I’m puzzled. (Yeah, I know that’s nothing new.)
What really puzzles me though, is how I can go for years accepting something without question (e.g., cardboard milk cartons that splash your milk all over the table upon opening, incompetent Tory governments, and the seemingly ubiquitous nature of Ant and Dec) until one day, for no apparent reason, it strikes me how strange that something really is, and I am then prompted to seek an answer.
I’m sure I can’t be the only one like this.
What’s intriguing me at the moment is the world’s most boring bird. No, not Clare Balding. No, I’m talking ’bout the collared turtle dove, that dull grey beaky blob of a bird with the monotonous three-note call.
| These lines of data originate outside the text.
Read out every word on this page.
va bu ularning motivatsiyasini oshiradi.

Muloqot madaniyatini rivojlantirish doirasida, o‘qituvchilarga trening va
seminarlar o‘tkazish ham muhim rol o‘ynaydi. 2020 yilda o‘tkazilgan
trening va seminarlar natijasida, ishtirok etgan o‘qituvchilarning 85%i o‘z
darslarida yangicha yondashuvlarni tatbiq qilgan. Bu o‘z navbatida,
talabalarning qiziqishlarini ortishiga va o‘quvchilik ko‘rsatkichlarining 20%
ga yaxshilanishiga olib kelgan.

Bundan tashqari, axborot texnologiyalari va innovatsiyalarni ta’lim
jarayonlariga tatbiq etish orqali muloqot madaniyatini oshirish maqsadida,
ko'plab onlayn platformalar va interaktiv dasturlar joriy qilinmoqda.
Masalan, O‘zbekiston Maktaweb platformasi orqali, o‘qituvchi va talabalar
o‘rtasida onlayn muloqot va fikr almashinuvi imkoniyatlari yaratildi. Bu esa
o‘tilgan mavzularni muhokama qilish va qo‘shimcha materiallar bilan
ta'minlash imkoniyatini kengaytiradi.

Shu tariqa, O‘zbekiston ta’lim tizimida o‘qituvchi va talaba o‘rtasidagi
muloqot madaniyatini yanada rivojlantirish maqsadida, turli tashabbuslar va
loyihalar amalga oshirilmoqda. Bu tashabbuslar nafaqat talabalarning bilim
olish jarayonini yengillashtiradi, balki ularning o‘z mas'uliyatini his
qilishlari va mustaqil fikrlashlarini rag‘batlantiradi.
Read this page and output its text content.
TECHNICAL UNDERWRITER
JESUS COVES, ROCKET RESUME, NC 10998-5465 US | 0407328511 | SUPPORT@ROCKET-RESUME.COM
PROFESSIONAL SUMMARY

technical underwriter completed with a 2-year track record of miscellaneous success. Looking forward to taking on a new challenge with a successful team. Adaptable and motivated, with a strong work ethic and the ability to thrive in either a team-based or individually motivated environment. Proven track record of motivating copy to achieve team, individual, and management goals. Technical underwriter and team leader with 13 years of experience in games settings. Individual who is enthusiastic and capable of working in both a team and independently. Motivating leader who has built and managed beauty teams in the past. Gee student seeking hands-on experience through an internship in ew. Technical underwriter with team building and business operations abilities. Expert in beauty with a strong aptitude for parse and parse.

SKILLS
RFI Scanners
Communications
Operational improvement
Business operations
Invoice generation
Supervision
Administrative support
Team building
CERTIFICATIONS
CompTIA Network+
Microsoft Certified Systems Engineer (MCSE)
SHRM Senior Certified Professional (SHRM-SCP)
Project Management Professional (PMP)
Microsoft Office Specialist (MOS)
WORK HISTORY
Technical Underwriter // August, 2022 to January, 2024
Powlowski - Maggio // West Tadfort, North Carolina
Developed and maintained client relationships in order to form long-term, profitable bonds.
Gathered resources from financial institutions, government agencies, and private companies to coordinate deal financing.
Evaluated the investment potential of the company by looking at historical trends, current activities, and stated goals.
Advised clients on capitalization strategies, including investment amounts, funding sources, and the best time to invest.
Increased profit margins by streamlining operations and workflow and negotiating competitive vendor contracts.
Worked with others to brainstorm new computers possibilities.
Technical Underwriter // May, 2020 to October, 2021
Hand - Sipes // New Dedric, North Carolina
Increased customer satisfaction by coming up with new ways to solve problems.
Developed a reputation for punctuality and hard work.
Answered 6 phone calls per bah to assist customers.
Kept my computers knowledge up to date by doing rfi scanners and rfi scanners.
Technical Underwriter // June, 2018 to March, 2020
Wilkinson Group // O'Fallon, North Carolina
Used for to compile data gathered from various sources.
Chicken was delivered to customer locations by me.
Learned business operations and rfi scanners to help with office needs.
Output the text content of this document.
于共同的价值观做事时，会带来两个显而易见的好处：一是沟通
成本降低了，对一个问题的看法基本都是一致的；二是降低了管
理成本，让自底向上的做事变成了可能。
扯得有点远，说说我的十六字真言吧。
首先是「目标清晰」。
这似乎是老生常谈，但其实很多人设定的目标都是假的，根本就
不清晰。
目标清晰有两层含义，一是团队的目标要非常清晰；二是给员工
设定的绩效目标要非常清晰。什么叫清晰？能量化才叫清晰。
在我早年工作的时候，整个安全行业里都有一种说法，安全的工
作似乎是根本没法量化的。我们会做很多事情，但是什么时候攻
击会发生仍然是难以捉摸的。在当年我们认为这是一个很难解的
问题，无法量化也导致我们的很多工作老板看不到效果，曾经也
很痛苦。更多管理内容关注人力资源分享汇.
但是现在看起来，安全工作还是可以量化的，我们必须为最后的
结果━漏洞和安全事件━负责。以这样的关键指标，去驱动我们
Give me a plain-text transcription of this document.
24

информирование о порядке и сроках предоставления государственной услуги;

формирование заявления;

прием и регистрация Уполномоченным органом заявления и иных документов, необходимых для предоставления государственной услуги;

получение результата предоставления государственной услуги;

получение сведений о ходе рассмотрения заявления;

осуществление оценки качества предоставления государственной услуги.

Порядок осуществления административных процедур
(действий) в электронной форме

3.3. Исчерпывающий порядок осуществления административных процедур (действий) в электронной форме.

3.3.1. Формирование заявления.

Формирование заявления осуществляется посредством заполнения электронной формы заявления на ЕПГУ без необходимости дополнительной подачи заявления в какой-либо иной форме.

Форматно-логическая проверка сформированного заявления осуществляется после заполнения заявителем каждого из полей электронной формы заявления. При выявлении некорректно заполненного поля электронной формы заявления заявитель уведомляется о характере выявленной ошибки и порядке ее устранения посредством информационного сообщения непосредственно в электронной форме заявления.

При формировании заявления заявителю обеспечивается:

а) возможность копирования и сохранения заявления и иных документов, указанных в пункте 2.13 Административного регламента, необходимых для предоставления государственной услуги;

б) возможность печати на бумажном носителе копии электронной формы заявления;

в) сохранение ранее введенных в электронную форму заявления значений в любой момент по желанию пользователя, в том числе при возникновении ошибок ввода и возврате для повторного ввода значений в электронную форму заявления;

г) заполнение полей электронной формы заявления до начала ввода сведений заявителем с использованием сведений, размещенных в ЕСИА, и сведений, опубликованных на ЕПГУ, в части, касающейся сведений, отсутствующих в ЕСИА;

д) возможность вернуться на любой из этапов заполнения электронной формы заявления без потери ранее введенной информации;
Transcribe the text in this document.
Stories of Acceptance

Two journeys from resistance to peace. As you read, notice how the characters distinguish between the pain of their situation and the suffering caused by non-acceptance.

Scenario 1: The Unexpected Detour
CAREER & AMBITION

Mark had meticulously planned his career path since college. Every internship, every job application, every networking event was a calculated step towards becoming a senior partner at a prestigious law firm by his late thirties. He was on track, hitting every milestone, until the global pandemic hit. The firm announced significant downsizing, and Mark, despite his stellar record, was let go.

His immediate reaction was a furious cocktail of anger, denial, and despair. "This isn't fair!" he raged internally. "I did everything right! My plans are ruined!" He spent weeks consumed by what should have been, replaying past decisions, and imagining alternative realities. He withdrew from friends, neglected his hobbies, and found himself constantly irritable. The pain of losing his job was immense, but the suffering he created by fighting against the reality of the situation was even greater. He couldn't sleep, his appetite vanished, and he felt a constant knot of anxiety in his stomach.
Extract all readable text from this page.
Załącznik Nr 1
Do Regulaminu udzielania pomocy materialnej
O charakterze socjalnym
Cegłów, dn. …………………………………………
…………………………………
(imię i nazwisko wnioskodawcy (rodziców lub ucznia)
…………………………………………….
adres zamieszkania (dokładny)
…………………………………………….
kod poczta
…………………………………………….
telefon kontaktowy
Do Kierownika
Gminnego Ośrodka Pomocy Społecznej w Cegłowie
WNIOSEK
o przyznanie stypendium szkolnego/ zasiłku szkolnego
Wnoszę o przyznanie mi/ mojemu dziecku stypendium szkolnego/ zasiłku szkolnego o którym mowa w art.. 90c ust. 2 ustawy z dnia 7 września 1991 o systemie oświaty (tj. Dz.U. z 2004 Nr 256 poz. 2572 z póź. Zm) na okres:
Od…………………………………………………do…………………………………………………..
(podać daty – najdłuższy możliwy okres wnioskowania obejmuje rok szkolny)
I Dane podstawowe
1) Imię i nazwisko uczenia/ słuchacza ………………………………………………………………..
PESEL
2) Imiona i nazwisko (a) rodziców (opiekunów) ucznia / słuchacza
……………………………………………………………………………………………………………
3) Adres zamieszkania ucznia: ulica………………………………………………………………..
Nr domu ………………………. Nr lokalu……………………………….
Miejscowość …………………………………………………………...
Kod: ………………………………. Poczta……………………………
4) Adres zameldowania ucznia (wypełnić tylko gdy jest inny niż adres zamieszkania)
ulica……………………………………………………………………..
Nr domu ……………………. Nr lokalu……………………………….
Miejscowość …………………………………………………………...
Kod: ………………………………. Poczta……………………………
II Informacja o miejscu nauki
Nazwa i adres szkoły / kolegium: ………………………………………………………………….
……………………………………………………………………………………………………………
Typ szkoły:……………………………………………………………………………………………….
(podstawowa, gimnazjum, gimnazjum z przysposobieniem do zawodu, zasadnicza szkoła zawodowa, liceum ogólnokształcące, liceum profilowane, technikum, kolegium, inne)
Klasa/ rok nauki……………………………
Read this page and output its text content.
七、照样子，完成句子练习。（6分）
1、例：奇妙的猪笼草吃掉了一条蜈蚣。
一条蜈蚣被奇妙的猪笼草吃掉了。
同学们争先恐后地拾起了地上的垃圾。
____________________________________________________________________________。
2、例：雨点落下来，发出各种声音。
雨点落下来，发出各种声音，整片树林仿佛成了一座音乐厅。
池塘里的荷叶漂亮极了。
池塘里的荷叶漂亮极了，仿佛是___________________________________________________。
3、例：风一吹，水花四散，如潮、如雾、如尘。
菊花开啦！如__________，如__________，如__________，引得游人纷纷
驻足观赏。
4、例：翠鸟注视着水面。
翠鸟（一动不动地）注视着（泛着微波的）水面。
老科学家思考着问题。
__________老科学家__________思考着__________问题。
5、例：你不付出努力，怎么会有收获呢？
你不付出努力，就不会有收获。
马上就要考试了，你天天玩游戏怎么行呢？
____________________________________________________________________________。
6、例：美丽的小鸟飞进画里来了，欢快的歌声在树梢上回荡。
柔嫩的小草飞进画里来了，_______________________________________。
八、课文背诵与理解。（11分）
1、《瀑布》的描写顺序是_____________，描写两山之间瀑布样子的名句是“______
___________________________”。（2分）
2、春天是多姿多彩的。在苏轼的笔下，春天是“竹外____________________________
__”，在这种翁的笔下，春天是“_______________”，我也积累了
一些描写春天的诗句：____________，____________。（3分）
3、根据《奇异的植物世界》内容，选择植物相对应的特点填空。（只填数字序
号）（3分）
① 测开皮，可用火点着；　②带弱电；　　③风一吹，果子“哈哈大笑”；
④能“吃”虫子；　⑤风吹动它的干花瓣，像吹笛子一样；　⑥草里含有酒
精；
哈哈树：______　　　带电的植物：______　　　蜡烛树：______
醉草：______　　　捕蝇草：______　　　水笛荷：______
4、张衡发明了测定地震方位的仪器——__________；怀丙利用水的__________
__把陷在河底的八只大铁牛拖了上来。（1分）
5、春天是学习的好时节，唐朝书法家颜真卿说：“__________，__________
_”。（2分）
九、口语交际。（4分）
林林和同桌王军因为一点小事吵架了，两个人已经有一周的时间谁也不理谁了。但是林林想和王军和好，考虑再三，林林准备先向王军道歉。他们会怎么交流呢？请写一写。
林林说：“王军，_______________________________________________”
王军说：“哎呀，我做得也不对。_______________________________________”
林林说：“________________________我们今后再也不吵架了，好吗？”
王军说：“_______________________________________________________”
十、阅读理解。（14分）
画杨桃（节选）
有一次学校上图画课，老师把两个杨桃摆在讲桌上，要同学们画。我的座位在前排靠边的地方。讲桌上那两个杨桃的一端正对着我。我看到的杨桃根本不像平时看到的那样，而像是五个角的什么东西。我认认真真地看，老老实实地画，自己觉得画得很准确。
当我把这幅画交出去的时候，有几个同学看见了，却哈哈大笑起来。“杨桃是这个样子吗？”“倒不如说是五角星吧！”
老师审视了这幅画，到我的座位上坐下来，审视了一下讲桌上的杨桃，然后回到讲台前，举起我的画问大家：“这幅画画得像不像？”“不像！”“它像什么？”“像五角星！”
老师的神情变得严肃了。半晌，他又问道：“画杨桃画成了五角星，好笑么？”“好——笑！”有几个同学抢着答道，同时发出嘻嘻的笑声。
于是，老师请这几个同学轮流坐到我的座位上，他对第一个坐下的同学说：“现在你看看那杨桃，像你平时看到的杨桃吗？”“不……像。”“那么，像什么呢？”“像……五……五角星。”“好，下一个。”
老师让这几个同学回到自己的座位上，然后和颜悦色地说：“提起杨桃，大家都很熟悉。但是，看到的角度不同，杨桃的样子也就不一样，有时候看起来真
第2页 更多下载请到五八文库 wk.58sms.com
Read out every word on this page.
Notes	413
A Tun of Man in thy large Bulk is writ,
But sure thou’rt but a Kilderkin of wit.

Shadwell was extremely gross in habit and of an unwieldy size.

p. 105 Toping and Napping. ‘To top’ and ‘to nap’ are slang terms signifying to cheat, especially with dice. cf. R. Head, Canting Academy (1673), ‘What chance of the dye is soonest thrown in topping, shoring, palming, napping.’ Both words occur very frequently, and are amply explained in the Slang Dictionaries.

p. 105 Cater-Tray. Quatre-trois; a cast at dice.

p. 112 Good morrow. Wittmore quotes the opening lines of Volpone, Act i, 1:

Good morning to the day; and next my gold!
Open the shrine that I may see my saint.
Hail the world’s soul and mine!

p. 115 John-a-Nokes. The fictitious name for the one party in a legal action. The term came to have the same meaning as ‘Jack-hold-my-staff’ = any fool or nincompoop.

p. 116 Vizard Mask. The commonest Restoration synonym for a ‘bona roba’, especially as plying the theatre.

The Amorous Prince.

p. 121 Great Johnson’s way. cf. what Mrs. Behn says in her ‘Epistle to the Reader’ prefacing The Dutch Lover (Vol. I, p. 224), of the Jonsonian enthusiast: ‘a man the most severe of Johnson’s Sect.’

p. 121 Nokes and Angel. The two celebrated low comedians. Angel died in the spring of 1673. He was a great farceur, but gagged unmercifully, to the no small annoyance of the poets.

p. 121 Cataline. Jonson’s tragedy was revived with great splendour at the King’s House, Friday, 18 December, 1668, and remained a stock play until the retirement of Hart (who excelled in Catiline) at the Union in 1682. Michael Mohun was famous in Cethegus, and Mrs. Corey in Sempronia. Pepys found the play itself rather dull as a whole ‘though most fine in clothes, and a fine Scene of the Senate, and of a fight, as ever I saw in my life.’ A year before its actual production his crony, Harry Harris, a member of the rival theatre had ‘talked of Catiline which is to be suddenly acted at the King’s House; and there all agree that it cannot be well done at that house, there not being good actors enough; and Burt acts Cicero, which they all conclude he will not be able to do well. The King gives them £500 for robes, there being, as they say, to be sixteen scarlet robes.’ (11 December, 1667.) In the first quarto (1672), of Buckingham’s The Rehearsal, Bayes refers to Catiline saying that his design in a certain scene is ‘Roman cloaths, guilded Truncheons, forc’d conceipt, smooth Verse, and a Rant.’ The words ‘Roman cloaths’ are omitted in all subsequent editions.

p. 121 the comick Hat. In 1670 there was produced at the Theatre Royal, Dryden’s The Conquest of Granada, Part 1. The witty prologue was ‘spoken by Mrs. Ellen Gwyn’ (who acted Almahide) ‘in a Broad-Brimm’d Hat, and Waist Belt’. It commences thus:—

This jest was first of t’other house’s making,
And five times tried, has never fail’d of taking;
Not very mysterious to look at, I’ll grant you, but I’m baffled as to how it got its Latin name: Streptopelia decaocto.
Let’s break it down into simple stages.
Strepto is a prefix, from the Greek streptos, meaning ‘twisted’. Twisted, flexible or bent. So what’s bent about the collared turtle dove? So far, I’ve found no explanations, despite looking in numerous places; even the mighty Wikipedia doesn’t address the issue, and if anyone were going to make something up, whether correct or not, you’d think a Wiki contributor would have done. But no.
Pelia, I think, is skin, or in this case feathers. What have we got so far then? Bent feathers? Surely not!
The prefixes deca and octo mean ten and eight respectively. So, in the same way that a dodecahedron has twelve faces (‘do’ plus ‘deca’, see?) I surmise that the collared turtle dove has eighteen of something. But eighteen what? Can’t be brain cells, can it? I mean, that’s seventeen too many to have composed that yawn of a ‘song’ that it has. And the number eighteen doesn’t seem to be connected to its length or wingspan as far as I know.
Neither of my birdwatcher’s field guides can offer any explanation. So, as I said, I’m puzzled. I hope this doesn’t mean I’m going to have to phone up…
…Bill Oddie!
Update:
Shana did loads of online research and found this from Wild Birds Unlimited,
The scientific name, Streptopeleia decaocto, literally means a collar (streptos) dove (peleia). In Greek mythology, Decaocto was an overworked, underpaid servant girl. The gods heard her prayers for help and changed her into a dove so she could escape her misery. The dove’s call still echoes the mournful cries of her former life.
D’oh! So the first bit of the bird’s name simply means collared dove. Well, I did say my Latin was a bit incomplete, didn’t I? But what about all that Decaocto stuff?
Ornithologists who fancy themselves well versed in classical learning often cite Decaocto as a possible character in Ovid’s Metamorphoses but we have no firm evidence for that as yet and it may be it’s all wishful thinking in order to make a fairytale seem to have more history than it actually does. If anyone cares to trawl through Ovid’s book and let us know one way or the other, we’d be eternally grateful and will send you a free apple as a token of thanks.